Could Zimbabwe’s diamonds be considered ‘blood diamonds’? According to a recently released report by Human Right’s Watch entitled “Diamonds in the Rough” the answer is yes. The report claims that since last year the Zimbabwean Army, controlled by ZANU-PF, the party of embattled President Robert Mugabe, has used violent and illegal methods to control the diamond mines in the Marange district in eastern Zimbabwe.
On the surface, the army’s decision to retake control of the diamond fields in October 2008 appeared legitimate. The state media depicted the military operation, called No Return, as an attempt to restore order and control to the lawless area. But in reality the operation was simply a way to access a previously untapped source of riches. The revenue gained from selling the diamonds has been used by ZANU-PF to maintain and reinforce their control over the army, which began to slip at the end of last year when soldiers rioted in Harare over their low salaries.

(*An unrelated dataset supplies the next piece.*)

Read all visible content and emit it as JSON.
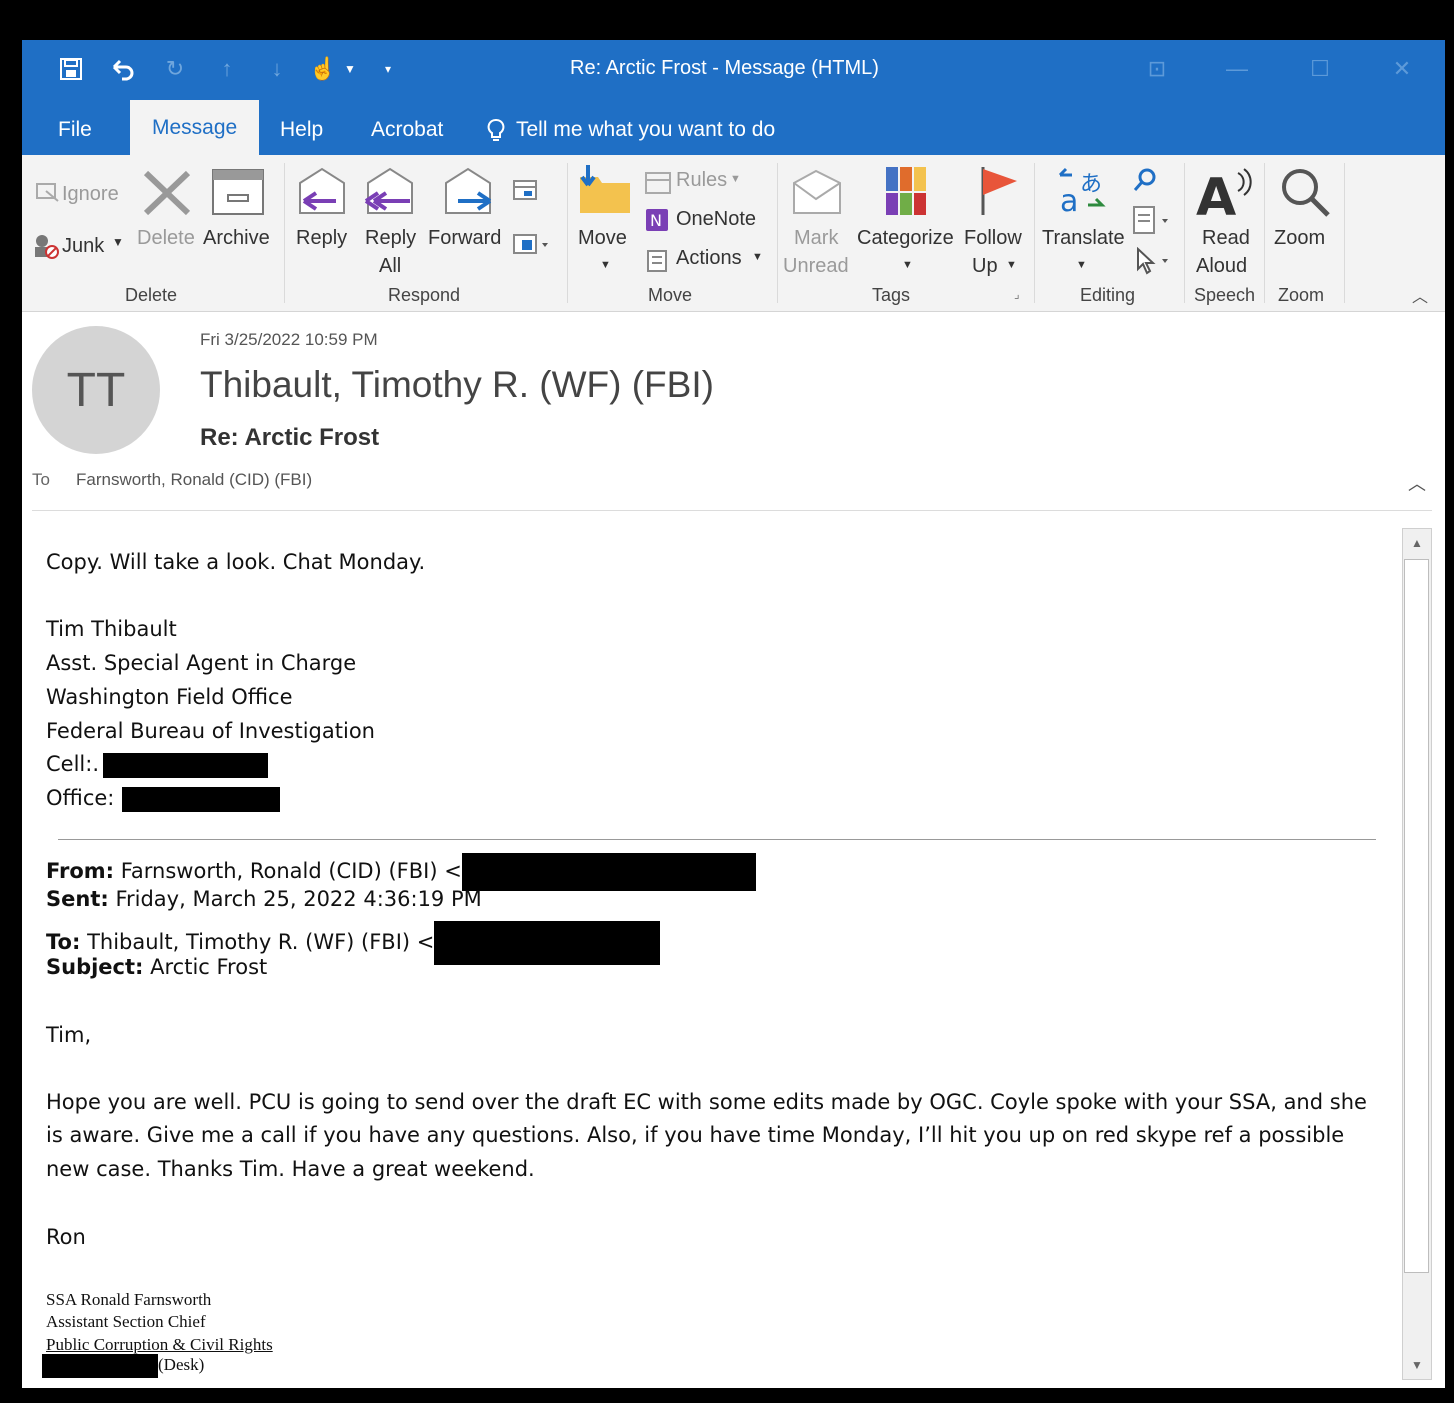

From the start, the army’s actions in Marange have been violent. During Operation No Return the army killed over 400 miners, shooting many of them from helicopters, and then dumping their bodies into unmarked graves. Since taking control of the area, the army has used members of the community as slave labor. Men, women, and children have been forced to work in the diamond fields and one witness stated that “if anyone resists, they risk torture, beatings or even death.” It is an intolerable situation that seems set to continue as the army and ZANU-PF officials continue to profit from selling the diamonds. It is a profit Human Rights Watch argues that could be used, if properly regulated, by Zimbabwe’s unity government to rebuild the country.
Yet Zimbabwe’s diamonds cannot officially, according to the Kimberley Process, be classified as ‘blood diamonds.’ The Kimberley Process was originally created to sever the link between the diamond trade, which was being used by rebel groups to fund their activities, and violent conflicts. Since Zimbabwe’s diamonds are being mined and sold by partners in the unity government – not a rebel group – they do not explicitly meet the Kimberley Process criteria for what constitutes a “blood diamond.” Experts, however, have been publically critical of the narrowness of the Kimberley Process. Talking about Zimbabwean diamonds, Ian Smillie, considered the ‘grandfather’ of the Kimberley Process expressed a strong opinion on the matter: “They are blood diamonds, they have blood all over them,” he said recently. Smillie and some nonprofit groups are lobbying to have Zimbabwe suspended from the Kimberley Process.
A team of representatives from the Kimberley Process is currently in Zimbabwe assessing the situation, and deciding whether or not the government is complying with the group’s standards. If the detailed evidence presented by Human Rights Watch factors into the team’s findings, it will be surprising if they conclude that diamonds from the Marange fields are even remotely “conflict free.” However, it remains to be seen how far parties to the process are willing to go. The Human Rights Watch report lobbies officials to expand the Kimberley Process criteria to include diamonds that fund violence and corruption on the part of government officials as well as non-state actors, but no such movement was made during a recent conference on the Kimberley Process in Namibia where the situation in Zimbabwe topped the agenda.
Rebecca Brocato contributed to this post.